Demgegenüber wurden die ursprünglich enthaltenen „Bodycams“ bei Polizei-Einsätzen in Wohnungen auf Bündnisgrüne Intervention hin gestrichen. Eine deeskalierende Wirkung dieser Kameras ist nicht nachgewiesen. Zudem sind Kameraeinsätze im privaten Wohnraum bei Frauen, die ggf. gerade sexualisierter Gewalt ausgesetzt waren, absolut unangebracht. Betroffene werden oft in sensiblen Situationen angetroffen, möglicherweise leicht oder nicht bekleidet, in akuten Krisensituationen, in der Enge der Wohnung. Viele Frauen scheuen sich, sexualisierte Gewalt überhaupt anzuzeigen und empfinden Scham. Ein Kameraeinsatz verschärft dies nur noch. Eher ist zu befürchten, dass ein Kameraeinsatz zu Abschottung oder einer weiteren Traumatisierung führt. Daher war es richtig, diesen zu streichen. Weiter haben wir große Zweifel daran, ob die elektronische „Fußfessel“ überhaupt schützen kann. Dies wäre nur der Fall, wenn die Überwachung quasi lückenlos ausgewertet wird und die Polizei stets und überall eingriffsbereit wäre. Was bekanntermaßen nicht möglich ist.
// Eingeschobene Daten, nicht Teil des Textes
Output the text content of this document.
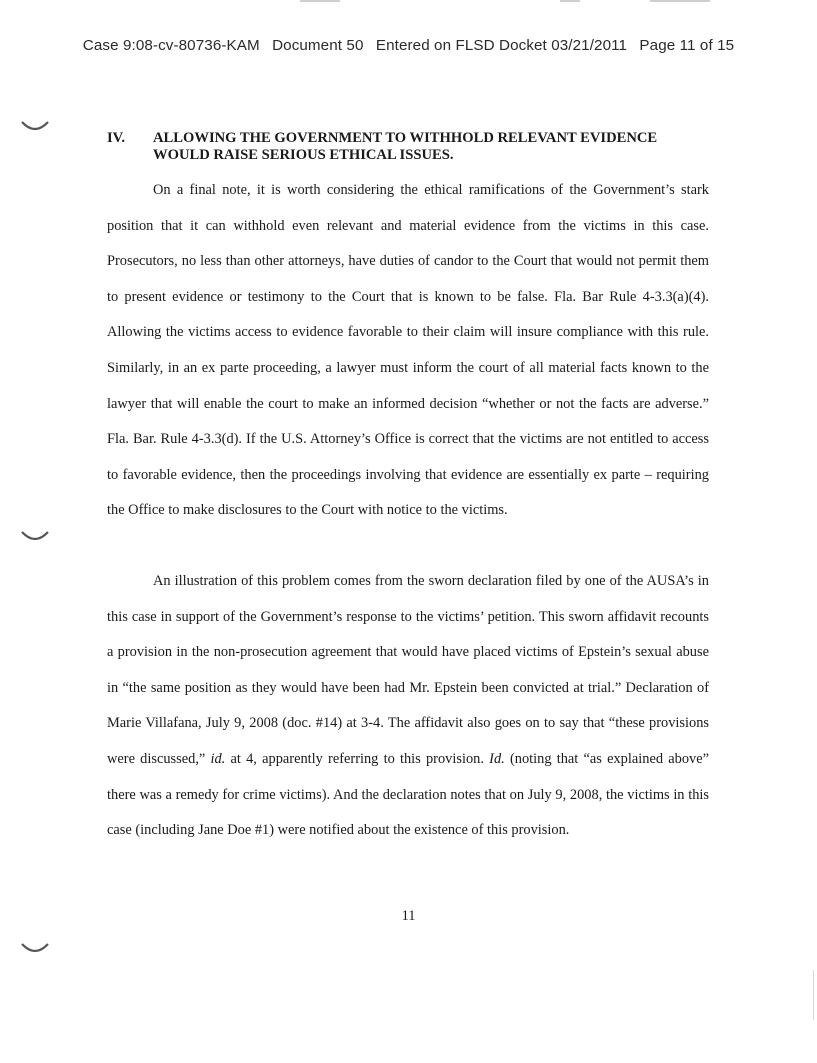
Case 9:08-cv-80736-KAM Document 50 Entered on FLSD Docket 03/21/2011 Page 11 of 15
IV. ALLOWING THE GOVERNMENT TO WITHHOLD RELEVANT EVIDENCE WOULD RAISE SERIOUS ETHICAL ISSUES.

On a final note, it is worth considering the ethical ramifications of the Government’s stark position that it can withhold even relevant and material evidence from the victims in this case. Prosecutors, no less than other attorneys, have duties of candor to the Court that would not permit them to present evidence or testimony to the Court that is known to be false. Fla. Bar Rule 4-3.3(a)(4). Allowing the victims access to evidence favorable to their claim will insure compliance with this rule. Similarly, in an ex parte proceeding, a lawyer must inform the court of all material facts known to the lawyer that will enable the court to make an informed decision “whether or not the facts are adverse.” Fla. Bar. Rule 4-3.3(d). If the U.S. Attorney’s Office is correct that the victims are not entitled to access to favorable evidence, then the proceedings involving that evidence are essentially ex parte – requiring the Office to make disclosures to the Court with notice to the victims.

An illustration of this problem comes from the sworn declaration filed by one of the AUSA’s in this case in support of the Government’s response to the victims’ petition. This sworn affidavit recounts a provision in the non-prosecution agreement that would have placed victims of Epstein’s sexual abuse in “the same position as they would have been had Mr. Epstein been convicted at trial.” Declaration of Marie Villafana, July 9, 2008 (doc. #14) at 3-4. The affidavit also goes on to say that “these provisions were discussed,” id. at 4, apparently referring to this provision. Id. (noting that “as explained above” there was a remedy for crime victims). And the declaration notes that on July 9, 2008, the victims in this case (including Jane Doe #1) were notified about the existence of this provision.

11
Außerdem geht es um viele Detailfragen, zum Beispiel, wie der nicht zu betretende Bereich klar abgegrenzt wird. Und nicht zuletzt geht es um die Problematik, reine Gefährdungsprognosen ohne Verurteilung zur Grundlage einer tief eingreifenden Maßnahme zu machen. Im parlamentarischen Verfahren sollten wir auch den Gesamtblick auf die Istanbulkonvention noch einmal weiten, was uns bspw. fehlt sind eine nicht nur einmalige Kontrolle des Rückkehrverbots, systematische Gefährdungsanalysen, ein Gefahrenmanagement für jeden Vorfall nach Artikel 51 der Istanbul-Konvention oder auch die Pflicht zur Bereitstellung von unabhängigen Dolmetscher*innen für die Opfer im Verfahren gemäß Artikel 56. Hier blicken wir gespannt auf die Anhörung und sind für Nachjustierungen offen. Und auch mit diesem Gesetzentwurf ist es nicht getan. Es braucht mehr Weiterbildungen und Sensibilisierungen für Polizeibeamt*innen, um entsprechende Straftaten besser zu erkennen und einen sensiblen Umgang mit den Betroffenen sicherzustellen. Auch der Datenschutz bei der Zusammenarbeit zwischen Polizei, Rettungsbehörden und Beratungsstellen sollte genauer in den Blick genommen werden.